The COPPA Rule currently allows organizations to submit for FTC approval, self-regulatory guidelines that implement substantially the same requirements as the Rule. The amended Rule includes updates to enhance oversight of, and transparency regarding, these FTC-approved safe harbor programs.

• These updates include:

• Requiring programs to annually review their operators’ security policies, practices, and representations.

• Strengthening the FTC’s oversight by requiring programs to include in their annual reports to the FTC (1) the names of all program-approved operators and each of their approved websites or online services; (2) any operators that left the program during the previous year; (3) a description of the program’s business model; (4) copies of available consumer complaints related to operators’ violation of the program’s guidelines; and (5) a description of how the program determines if operators should be disciplined. 

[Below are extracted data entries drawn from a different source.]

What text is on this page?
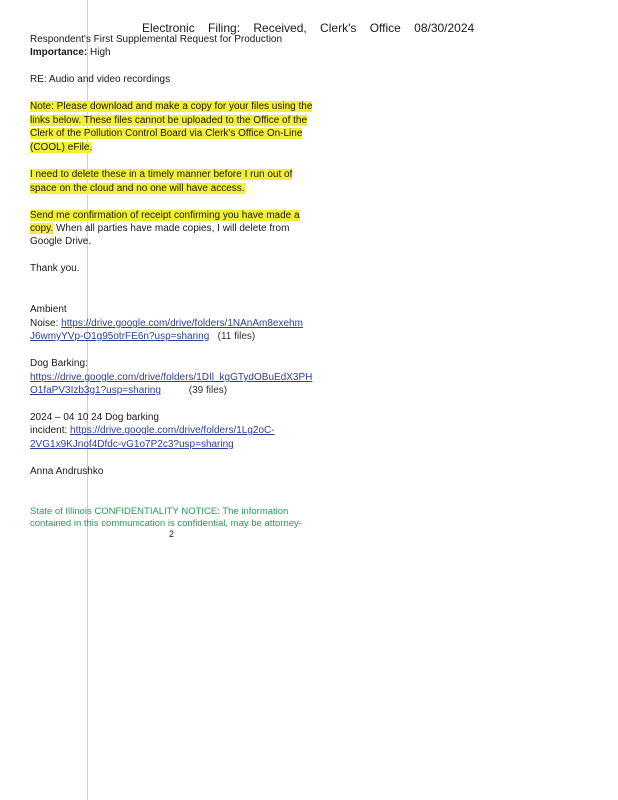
Electronic Filing: Received, Clerk's Office 08/30/2024
Respondent's First Supplemental Request for Production
Importance: High
RE: Audio and video recordings
Note: Please download and make a copy for your files using the
links below. These files cannot be uploaded to the Office of the
Clerk of the Pollution Control Board via Clerk's Office On-Line
(COOL) eFile.
I need to delete these in a timely manner before I run out of
space on the cloud and no one will have access.
Send me confirmation of receipt confirming you have made a
copy. When all parties have made copies, I will delete from
Google Drive.
Thank you.
Ambient
Noise: https://drive.google.com/drive/folders/1NAnAm8exehm
J6wmyYVp-O1g95otrFE6n?usp=sharing (11 files)
Dog Barking:
https://drive.google.com/drive/folders/1DIl_kgGTydOBuEdX3PH
O1faPV3Izb3g1?usp=sharing	(39 files)
2024 – 04 10 24 Dog barking
incident: https://drive.google.com/drive/folders/1Lg2oC-
2VG1x9KJnof4Dfdc-vG1o7P2c3?usp=sharing
Anna Andrushko
State of Illinois CONFIDENTIALITY NOTICE: The information
contained in this communication is confidential, may be attorney-
2
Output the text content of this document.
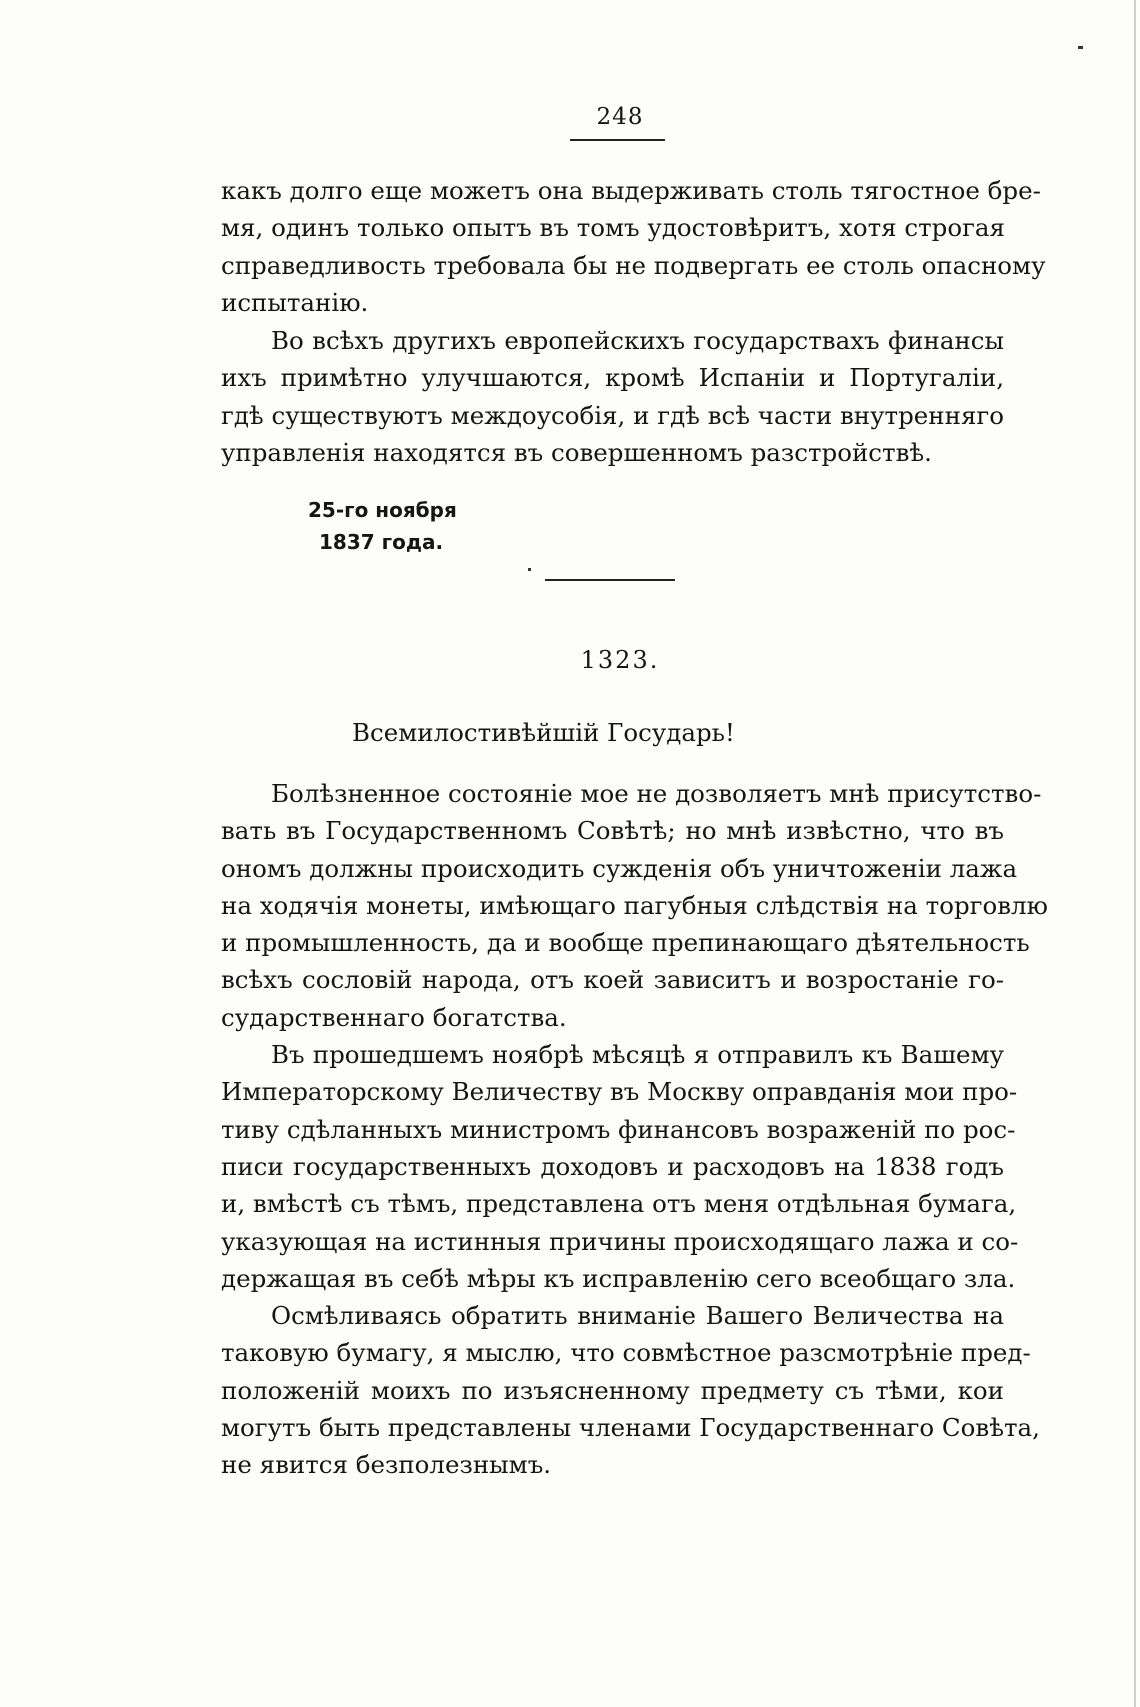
248
какъ долго еще можетъ она выдерживать столь тягостное бре-
мя, одинъ только опытъ въ томъ удостовѣритъ, хотя строгая
справедливость требовала бы не подвергать ее столь опасному
испытанію.
Во всѣхъ другихъ европейскихъ государствахъ финансы
ихъ примѣтно улучшаются, кромѣ Испаніи и Португаліи,
гдѣ существуютъ междоусобія, и гдѣ всѣ части внутренняго
управленія находятся въ совершенномъ разстройствѣ.
25-го ноября
1837 года.
1323.
Всемилостивѣйшій Государь!
Болѣзненное состояніе мое не дозволяетъ мнѣ присутство-
вать въ Государственномъ Совѣтѣ; но мнѣ извѣстно, что въ
ономъ должны происходить сужденія объ уничтоженіи лажа
на ходячія монеты, имѣющаго пагубныя слѣдствія на торговлю
и промышленность, да и вообще препинающаго дѣятельность
всѣхъ сословій народа, отъ коей зависитъ и возростаніе го-
сударственнаго богатства.
Въ прошедшемъ ноябрѣ мѣсяцѣ я отправилъ къ Вашему
Императорскому Величеству въ Москву оправданія мои про-
тиву сдѣланныхъ министромъ финансовъ возраженій по рос-
писи государственныхъ доходовъ и расходовъ на 1838 годъ
и, вмѣстѣ съ тѣмъ, представлена отъ меня отдѣльная бумага,
указующая на истинныя причины происходящаго лажа и со-
держащая въ себѣ мѣры къ исправленію сего всеобщаго зла.
Осмѣливаясь обратить вниманіе Вашего Величества на
таковую бумагу, я мыслю, что совмѣстное разсмотрѣніе пред-
положеній моихъ по изъясненному предмету съ тѣми, кои
могутъ быть представлены членами Государственнаго Совѣта,
не явится безполезнымъ.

• Increasing transparency by requiring programs to publicly post each of their approved operators, and for each operator, a list of approved websites or online services.

The FTC’s publication of its amendments underscores a bipartisan focus on children’s privacy. US states are also passing legislation to protect children’s online safety at a rapid pace. Many US states have passed legislation focused on youth issues that range from efforts to protect minors on social media, gaming platforms, and other online services to providing teens additional consent rights and data protections and protecting minors from harmful content. Due to an increased focus on protecting children from online harm, businesses may want to assess their current data practices and policies to ensure their processing of children’s information is compliant with both COPPA (and its implementing regulations) and new state laws.